Let's say I have two DataFrames:
headers = ["id", "info"]
a = sc.parallelize([(1, "info1"), (2, "info2"), (3, "info3")]).toDF(headers)
b = sc.parallelize([(2, "info2new")]).toDF(headers)
And I want to obtain the files from a
but overwrite those rows in a
that appear in b
. So the desired output is
+---+--------+
| id| info|
+---+--------+
| 1| info1|
| 2|info2new|
| 3| info3|
+---+--------+
Now, I could convert my DataFrames to RDDs, and use subtractByKey
, but this forces me to convert to RDDs, map to (key, value) tuples and then convert back to DataFrames. Meh.
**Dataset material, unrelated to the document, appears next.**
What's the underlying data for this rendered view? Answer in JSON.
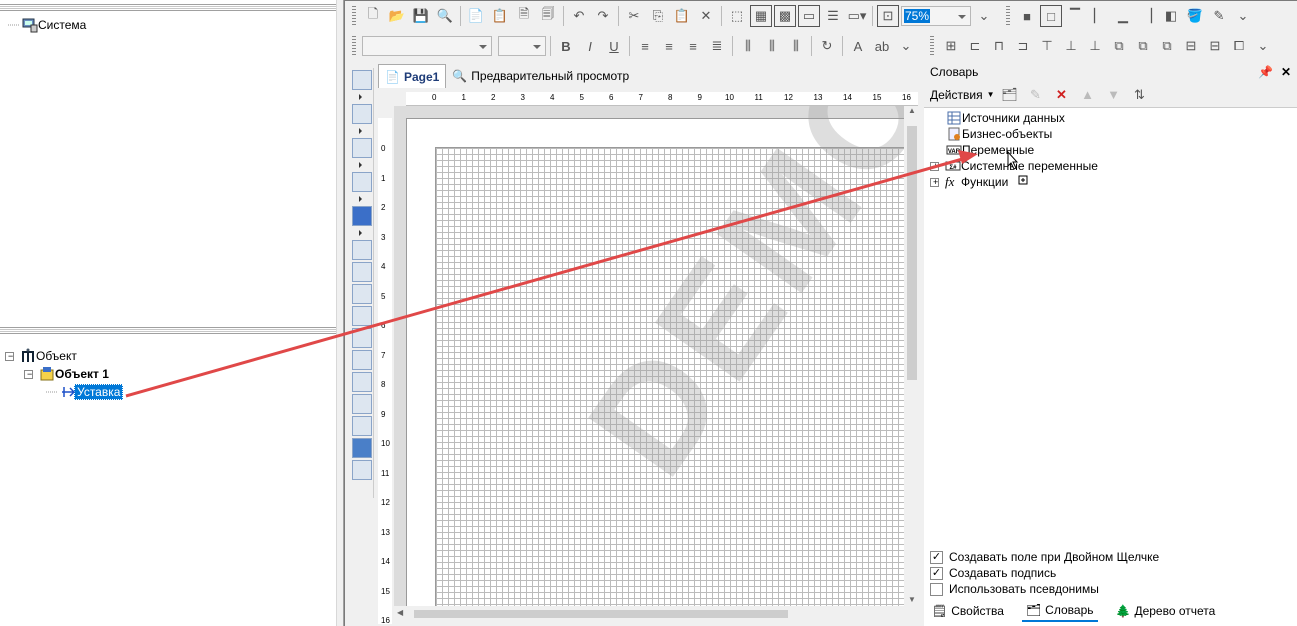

I looked around and saw the functions except
and subtract
for Spark DataFrames, but these require the rows to be exact duplicates, which mine are not.
The way I am considering doing this now is like so:
a1 = a.select(*(col(x).alias(x + '_old') for x in a.columns))
b1 = b.select(*(col(x).alias(x + '_new') for x in b.columns))
x = a1.join(b1, a1['id_old'] == b1['id_new"], "outer")
Then I would register x as a tempTable and write a SQL query that would return the old data unless the new data is not null. But I don't think this is particularly clean either!
Any good ideas?